Trevor Tan, Deputy Tech Editor of The Straits Times, weighs in on the newest iPhone SE. Does the biggest present really come in the smallest box?

Apple has gone full circle with the launch of the 4-inch iPhone SE. No wonder the event is called “Let us loop you in”.

Small is better. That is what Apple used to say in 2012, when the likes of Samsung and other manufacturers grabbed chunks of the smartphone pie with their 5-inch or bigger phones. Then, Apple had only the 4-inch iPhone 5.

Apple finally succumbed to consumers’ pressure when it launched the 4.7-inch iPhone 6 and 5.5 6 Plus in 2014. And last year, it went even bigger with the 12.9-inch iPad Pro. But now, the loop has been closed, with Apple updating its 30-month old iPhone 5s with the iPhone SE. Small is better again.

I had a brief hands-on with the new small iPhone and it was a feeling of deja-vu. It was like the first time I touched the iPhone 5.

The iPhone SE’s exterior looks and feels like the iPhone 5 with its chamfered edges (but matte) instead of the curved sides of the iPhone 6.

All the upgrades are inside the phone with the latest processor and cameras found in iPhone 6s. Playing games and taking pictures with the iPhone SE feel like a snap.

For those who hate the bigger iPhones, the iPhone SE is certainly the one to get. However, Singapore users tend to prefer bigger phones as they want to watch their latest Korean dramas or other TV shows during their daily commute. At least, that’s what I have observed.

But in the US, 20.3 per cent prefer a smartphone with a 4-inch display based on the findings of investment firm Piper Jaffray.

The major sticking point in the local market will be the price. Apple never does entry-level smartphones. Starting at $658 for the 16GB model, the iPhone SE is more of a mid-range model compared to its competitors, even though it is nearly S$400 cheaper than the iPhone 6s 16GB model. Its appeal will depend on how much the telcos subsidise the iPhone SE for two-year contracts.

On the other hand, the 9.7-inch iPad Pro might cater to more people. I personally have friends who are waiting for a new 9.7-inch iPad because they know the iPad Air 2 is due for an upgrade.

And they do not want to have a 12.9-inch tablet that is as big as their laptops.
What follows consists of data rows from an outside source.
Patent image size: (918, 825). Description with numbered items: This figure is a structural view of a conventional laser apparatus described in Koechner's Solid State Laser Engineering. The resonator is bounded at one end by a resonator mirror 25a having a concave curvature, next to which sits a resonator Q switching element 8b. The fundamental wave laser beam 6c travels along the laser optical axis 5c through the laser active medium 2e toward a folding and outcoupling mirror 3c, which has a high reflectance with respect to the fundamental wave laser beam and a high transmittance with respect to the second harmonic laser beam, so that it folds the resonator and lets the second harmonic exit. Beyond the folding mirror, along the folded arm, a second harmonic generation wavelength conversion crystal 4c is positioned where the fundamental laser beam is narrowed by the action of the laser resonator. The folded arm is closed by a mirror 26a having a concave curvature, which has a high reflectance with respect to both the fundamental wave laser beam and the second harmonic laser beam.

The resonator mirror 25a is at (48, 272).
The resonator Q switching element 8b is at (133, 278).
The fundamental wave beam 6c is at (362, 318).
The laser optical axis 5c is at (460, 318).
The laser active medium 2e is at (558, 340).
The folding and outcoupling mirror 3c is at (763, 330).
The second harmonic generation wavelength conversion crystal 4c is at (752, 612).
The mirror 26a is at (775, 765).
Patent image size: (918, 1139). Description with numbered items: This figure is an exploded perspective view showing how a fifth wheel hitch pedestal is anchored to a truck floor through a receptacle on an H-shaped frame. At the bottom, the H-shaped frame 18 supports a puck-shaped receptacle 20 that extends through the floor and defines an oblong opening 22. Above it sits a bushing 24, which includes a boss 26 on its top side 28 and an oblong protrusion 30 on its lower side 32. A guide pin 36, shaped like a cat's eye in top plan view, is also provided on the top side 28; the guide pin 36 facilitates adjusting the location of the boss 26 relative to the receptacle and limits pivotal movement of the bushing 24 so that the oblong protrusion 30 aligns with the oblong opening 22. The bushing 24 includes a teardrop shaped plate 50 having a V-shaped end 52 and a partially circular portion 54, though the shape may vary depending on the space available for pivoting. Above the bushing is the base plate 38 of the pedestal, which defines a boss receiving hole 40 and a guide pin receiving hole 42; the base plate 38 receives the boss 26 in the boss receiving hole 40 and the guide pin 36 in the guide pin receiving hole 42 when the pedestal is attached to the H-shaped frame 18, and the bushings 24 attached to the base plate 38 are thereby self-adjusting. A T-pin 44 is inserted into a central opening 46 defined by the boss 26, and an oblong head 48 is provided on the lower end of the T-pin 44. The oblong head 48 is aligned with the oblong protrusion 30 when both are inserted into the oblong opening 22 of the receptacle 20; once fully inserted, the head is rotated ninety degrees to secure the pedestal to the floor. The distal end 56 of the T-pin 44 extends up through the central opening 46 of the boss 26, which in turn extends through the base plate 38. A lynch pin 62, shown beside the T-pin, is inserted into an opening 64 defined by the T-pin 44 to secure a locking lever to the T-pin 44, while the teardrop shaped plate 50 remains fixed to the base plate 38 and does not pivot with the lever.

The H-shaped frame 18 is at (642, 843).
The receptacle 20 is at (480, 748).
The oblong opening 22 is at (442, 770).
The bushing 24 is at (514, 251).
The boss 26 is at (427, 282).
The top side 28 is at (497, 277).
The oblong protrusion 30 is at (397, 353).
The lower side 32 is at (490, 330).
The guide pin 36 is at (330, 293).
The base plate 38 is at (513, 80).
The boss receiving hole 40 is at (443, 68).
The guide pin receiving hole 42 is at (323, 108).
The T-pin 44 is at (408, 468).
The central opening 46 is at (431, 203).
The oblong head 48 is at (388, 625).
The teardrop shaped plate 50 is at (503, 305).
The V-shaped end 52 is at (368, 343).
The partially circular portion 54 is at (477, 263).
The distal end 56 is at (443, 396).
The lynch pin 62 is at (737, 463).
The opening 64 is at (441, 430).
Not to mention, as expensive as well.

While the smaller iPad Pro’s display is definitely not going to beat that of  the bigger iPad Pro in terms of the wow factor and screen real estate, the smaller tablet is a much more manageable size and more lightweight.

Users can still use the Apple Pencil stylus to draw and design things. Plus, Apple came up with an accompanying Smart Keyboard Case for the smaller iPad Pro. I found typing on the smaller Smart Keyboard to be pretty intuitive.

In addition, the smaller iPad Pro uses a better 12-megapixel rear camera with a dual-tone flash and it supports Live Photos.

The smaller iPad Pro also has the least reflective display according to Apple. I can’t really see that in the bright hands-on showroom.

But I could see the difference in the new True Tone display feature. This feature uses new four-channel sensors to dynamically adjust the white balance of the display to match the ambient light around you for a more accurate paper-white viewing experience.

Disable the True Tone feature, and I could see the display becoming more blue. Turn it on, and it becomes slightly whiter. For photographers who need accurate white balance for their photos during presentations to clients, this feature is a heaven-send.

All things start from small. The iPhone SE and the 9.7-inch iPad Pro might be smaller, but expect great things from them. Perhaps more for the iPad Pro.